Od Jace'a - Do Clary

 Raz za razem uderzałem pięściami w worek treningowy. Było całkiem późno, grubo po północy, ja jednak nie miałem chęci, aby iść spać. Moje ciosy skierowane do wora treningowego były coraz mocniejsze i bardziej precyzyjne, jednak wraz z upływem czasu stawały się słabsze, przez moje zmęczenie oraz to, że długo już trenowałem. W końcu postanowiłem przejść się po mieście, kto wie, może ktoś potrzebuje mojej pomocy? Ubrałem skórzaną kurtkę i wyszedłem z Instytutu, kierując się najpierw do klubu Pandemonium, a uznając, że jest tu całkiem bezpiecznie, bo nie zidentyfikowałem żadnego demona, skierowałem się w ulice, gdzie były domy. Wszędzie cisza i spokój, światła były zgaszone i słychać było jedynie śpiewające świerszcze, ukryte gdzieś tam w trawach. Nagle usłyszałem głuchy krzyk, więc szybko narysowałem sobie runę jasnowidzenia. Przede mną, w domu, w którym, jak w innych, światła były zgaszone, ujrzałem dziewczynę atakowaną przez zmiennokształtnego demona. Zareagowałem natychmiast, biegnąc w tamtą stronę. Dotarłem akurat, kiedy demon chciał zaatakować rudowłosą dziewczynę. Szybko wbiłem w niego sztylet i zbliżyłem się do nieznajomej. Ledwo kontaktowała, mamrotała coś pod nosem. Zacząłem oglądać ją z każdej strony - i zauważyłem coś, czego nie powinno tu być. Rana spowodowana ugryzieniem demona. Dziewczyna w pewnym momencie osunęła się delikatnie na ziemię, tracąc przytomność, a ja złapałem ją i zaniosłem do Instytutu. Nie odpowiadałem na żadne pytania od Alec'a, czy też Izzy, którą ciekawiło to, gdzie ją znalazłem. Stwierdziłem, a raczej, byłem prawie pewny, że dziewczyna jest nocną łowczynią. Zastanawiało mnie tylko, dlaczego wcześniej nie wiedziała o tym, że jest Nocnym Łowcą. Zmuszony byłem, czy tego chciałem, czy nie, narysować jej runę uzdrowienia, inaczej zmarłaby ludzką śmiercią. Runa jej nie zabiła, więc to wiedziałem na 100% - była z rasy Nephilim. Poszedłem coś zjeść i obgadać sprawę z Hodg'em oraz Alec'em. Kiedy wróciłem do pokoju gościnnego w Instytucie dostrzegłem, że nieznajoma rozmawia z Izzy. Za mną przyszedł mój parabatai, Alec.

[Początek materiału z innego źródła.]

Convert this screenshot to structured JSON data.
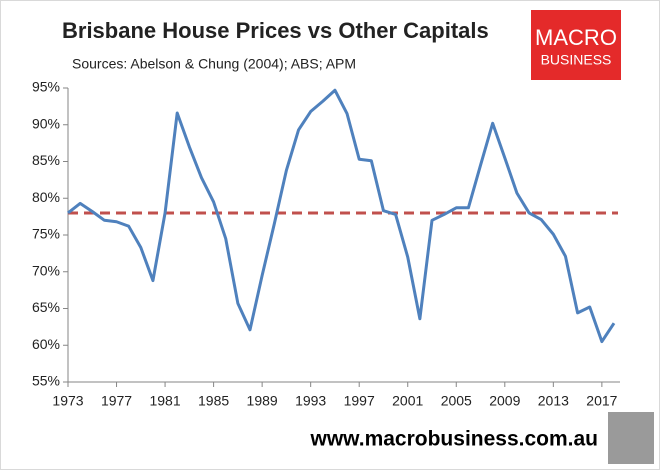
{
  "chart_data": {
    "type": "line",
    "title": "Brisbane House Prices vs Other Capitals",
    "subtitle": "Sources: Abelson & Chung (2004); ABS; APM",
    "logo": {
      "line1": "MACRO",
      "line2": "BUSINESS",
      "color": "#e42a2a"
    },
    "footer": "www.macrobusiness.com.au",
    "x": [
      1973,
      1974,
      1975,
      1976,
      1977,
      1978,
      1979,
      1980,
      1981,
      1982,
      1983,
      1984,
      1985,
      1986,
      1987,
      1988,
      1989,
      1990,
      1991,
      1992,
      1993,
      1994,
      1995,
      1996,
      1997,
      1998,
      1999,
      2000,
      2001,
      2002,
      2003,
      2004,
      2005,
      2006,
      2007,
      2008,
      2009,
      2010,
      2011,
      2012,
      2013,
      2014,
      2015,
      2016,
      2017,
      2018
    ],
    "values": [
      78,
      79.3,
      78.2,
      77,
      76.8,
      76.2,
      73.3,
      68.8,
      78,
      91.6,
      87,
      82.8,
      79.5,
      74.5,
      65.7,
      62.1,
      69.5,
      76.5,
      83.8,
      89.3,
      91.8,
      93.2,
      94.7,
      91.5,
      85.3,
      85.1,
      78.3,
      77.8,
      72,
      63.6,
      77,
      77.8,
      78.7,
      78.7,
      84.5,
      90.2,
      85.5,
      80.7,
      78,
      77.1,
      75.1,
      72.1,
      64.4,
      65.2,
      60.5,
      63
    ],
    "color": "#4f81bd",
    "reference_line": {
      "value": 78,
      "color": "#c0504d",
      "dashed": true
    },
    "xlim": [
      1973,
      2018
    ],
    "xticks": [
      1973,
      1977,
      1981,
      1985,
      1989,
      1993,
      1997,
      2001,
      2005,
      2009,
      2013,
      2017
    ],
    "ylim": [
      55,
      95
    ],
    "yticks": [
      {
        "value": 55,
        "label": "55%"
      },
      {
        "value": 60,
        "label": "60%"
      },
      {
        "value": 65,
        "label": "65%"
      },
      {
        "value": 70,
        "label": "70%"
      },
      {
        "value": 75,
        "label": "75%"
      },
      {
        "value": 80,
        "label": "80%"
      },
      {
        "value": 85,
        "label": "85%"
      },
      {
        "value": 90,
        "label": "90%"
      },
      {
        "value": 95,
        "label": "95%"
      }
    ],
    "grid": false
  }
}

- Przyziemny nie powinien nawet tutaj być. - powiedział Alec, wychodząc po schodach, z wyraźnym wyrzutem w głosie.
- A gdzie dokładnie jest tutaj? - zapytała Clary, wyraźnie nie rozumiejąc, o co chodzi.
- Ona nie jest przyziemną, Alec. - odparłem, stając obok łóżka naszego gościa w Instytucie, wskazując na dziewczynę ręką.
- Skąd wiesz?
- Bo seraficki nóż zaświecił się, kiedy go dotknęła. - odpowiedziałem jeszcze głośniej, siadając na miejscu Izzy obok Clary.